They might be wrong.
Washington's been wrong the whole way through Trump's campaign.
The city said he'd never get this far. But ask the people working in the hotel lobbies, packing the grocery bags and struggling to find work, and you'll find people who think the reality TV show star can do it.
My uber driver Craig normally votes Democrat, but not this time. Craig's a biologist with a PhD but he can't find a job. He moved home after years living in Australia, but after only a year working at a local museum he's driving a cab.
Jobs are a problem in America. Thirty-seven per cent of American adults aren't working and 2.6 million are so despondent they aren't even looking for work any more.
Then Trump gets up in front of a microphone and says he'll create jobs, jobs, jobs and punish companies who take their work overseas and Craig wants to vote for him.
Craig the Uber driver also likes that Trump is not a politician. He watches the politicians in Congress yell at each other, read nursery rhymes to waste hours, and refuse to agree on judicial appointments because that would be doing something the other side wants. Congress' approval ratings wallow at 17 per cent.
Into the poisoned political world storms Trump, looking like the only person voters can trust because he says what he thinks and sometimes it's so stupid it makes everyone feel like he can't lie even if he wanted to. But, the stupid words will soon begin to dry up.
Now that he's the only Republican candidate left standing, Trump will become like every other politician. He'll pull his ideas into the centre.
He'll stop repeating things that make him sound like a drunk theatre critic. He'll start being nicer about people.
He'll talk about his family incessantly so women hate him just a little bit less.
If you watched his victory speech after Ted Cruz chucked in the towel, you'll notice he's already started doing that.
Now, even Washington elites admit the chance of him taking the White House is only one attack away - whether it's an Isis terrorist attack that makes his Muslim-hatred appealing, or a Hillary Clinton heart attack that leaves him as the only man standing, again.
It may give you some idea of Trump's real chances to know that - despite being labelled a racist - Eric the security guard, who works in a building just down from Capitol Hill, says he's voting for the billionaire.

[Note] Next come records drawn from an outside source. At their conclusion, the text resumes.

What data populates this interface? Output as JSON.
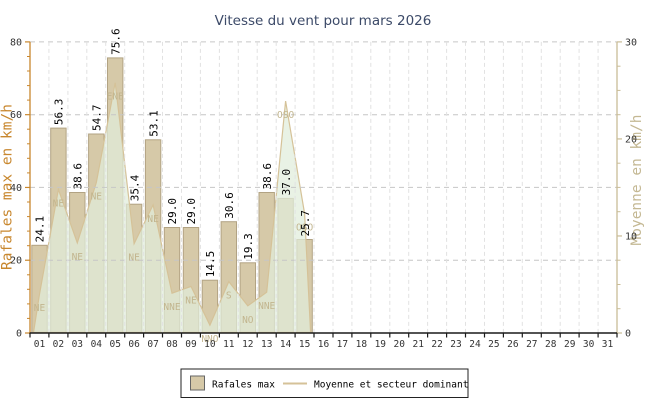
{
  "page_title": "Vitesse du vent pour mars 2026",
  "chart_data": {
    "type": "bar",
    "title": "Vitesse du vent pour mars 2026",
    "x_categories": [
      "01",
      "02",
      "03",
      "04",
      "05",
      "06",
      "07",
      "08",
      "09",
      "10",
      "11",
      "12",
      "13",
      "14",
      "15",
      "16",
      "17",
      "18",
      "19",
      "20",
      "21",
      "22",
      "23",
      "24",
      "25",
      "26",
      "27",
      "28",
      "29",
      "30",
      "31"
    ],
    "series": [
      {
        "name": "Rafales max",
        "type": "bar",
        "axis": "left",
        "unit": "km/h",
        "values": [
          24.1,
          56.3,
          38.6,
          54.7,
          75.6,
          35.4,
          53.1,
          29.0,
          29.0,
          14.5,
          30.6,
          19.3,
          38.6,
          37.0,
          25.7,
          null,
          null,
          null,
          null,
          null,
          null,
          null,
          null,
          null,
          null,
          null,
          null,
          null,
          null,
          null,
          null
        ]
      },
      {
        "name": "Moyenne et secteur dominant",
        "type": "line-area",
        "axis": "right",
        "unit": "km/h",
        "values": [
          4.0,
          14.8,
          9.3,
          15.5,
          25.8,
          9.2,
          13.2,
          4.1,
          4.8,
          0.8,
          5.3,
          2.8,
          4.2,
          23.9,
          12.3,
          null,
          null,
          null,
          null,
          null,
          null,
          null,
          null,
          null,
          null,
          null,
          null,
          null,
          null,
          null,
          null
        ],
        "sector_labels": [
          "NE",
          "NE",
          "NE",
          "NE",
          "ENE",
          "NE",
          "NE",
          "NNE",
          "NE",
          "NNO",
          "S",
          "NO",
          "NNE",
          "OSO",
          "OSO",
          null,
          null,
          null,
          null,
          null,
          null,
          null,
          null,
          null,
          null,
          null,
          null,
          null,
          null,
          null,
          null
        ]
      }
    ],
    "left_axis": {
      "label": "Rafales max en km/h",
      "min": 0,
      "max": 80,
      "major_ticks": [
        0,
        20,
        40,
        60,
        80
      ],
      "minor_step": 4
    },
    "right_axis": {
      "label": "Moyenne en km/h",
      "min": 0,
      "max": 30,
      "major_ticks": [
        0,
        10,
        20,
        30
      ],
      "minor_step": 2.5
    },
    "grid": true,
    "legend": {
      "position": "bottom",
      "items": [
        {
          "label": "Rafales max",
          "swatch": "bar"
        },
        {
          "label": "Moyenne et secteur dominant",
          "swatch": "line"
        }
      ]
    }
  },
  "colors": {
    "title": "#3c4a68",
    "axis_left": "#c8872e",
    "axis_left_label": "#c8872e",
    "axis_right": "#c9bc97",
    "axis_right_label": "#c4b893",
    "axis_bottom": "#1a1a1a",
    "tick_text": "#333333",
    "bar_fill": "#d6c9a8",
    "bar_border": "#b2a383",
    "line": "#d5c298",
    "area_fill": "rgba(225,237,219,0.72)",
    "direction_text": "#c2b58e",
    "bar_value_text": "#000000",
    "grid_h": "#c6c6c6",
    "grid_v": "#e2e2e2",
    "legend_border": "#222222"
  }
}
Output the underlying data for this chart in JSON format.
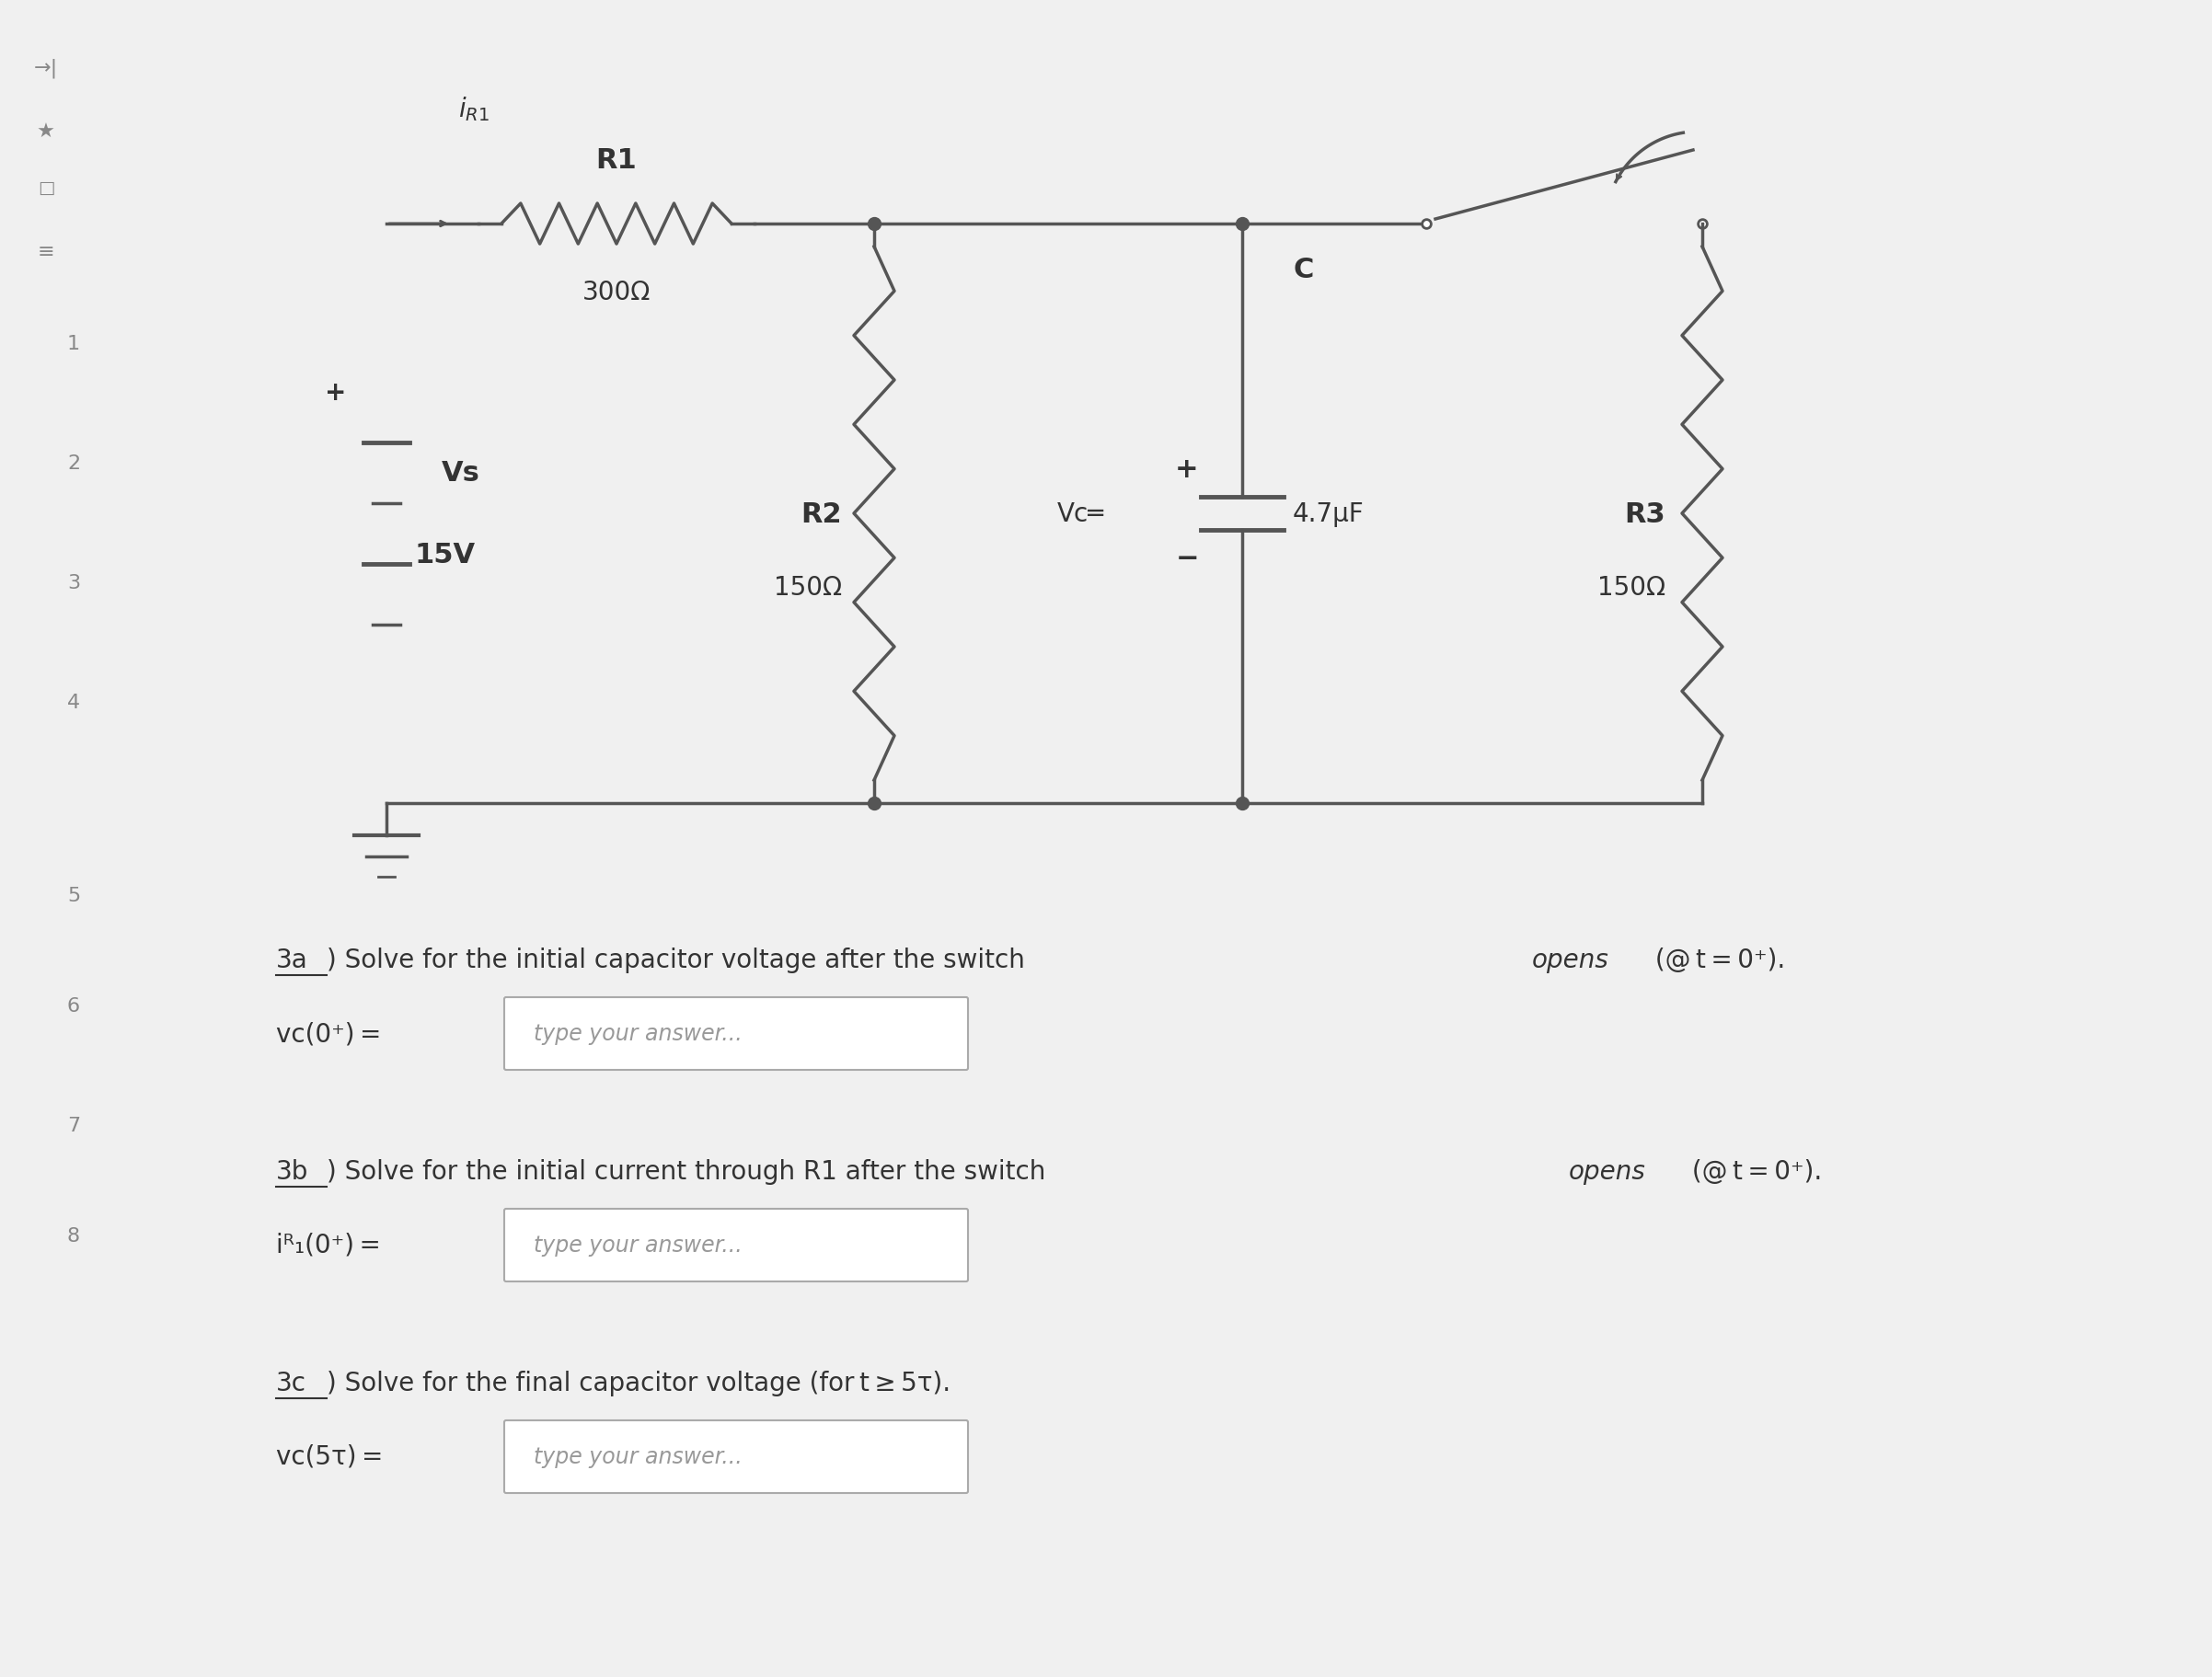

Eric is African American. Eric gave me all the reasons he's supporting the yellow-haired candidate and they are all the same reasons everyone else gave.
I asked Eric if he'd be proud of Trump, fake tanned everywhere except his eyelids, hair sprayed so hard it's a helmet, stepping down off Air Force One to meet a foreign leader.
He said he would be.
I asked if he'd still be proud if, as The Don stepped on to the tarmac, a gust of wind blew the hair lid clean off the top of his head right in front of the TV cameras.
Eric looked at me, not amused in the slightest. "Yeah, I would laugh. But I would I find him less presidential? No, I don't think so."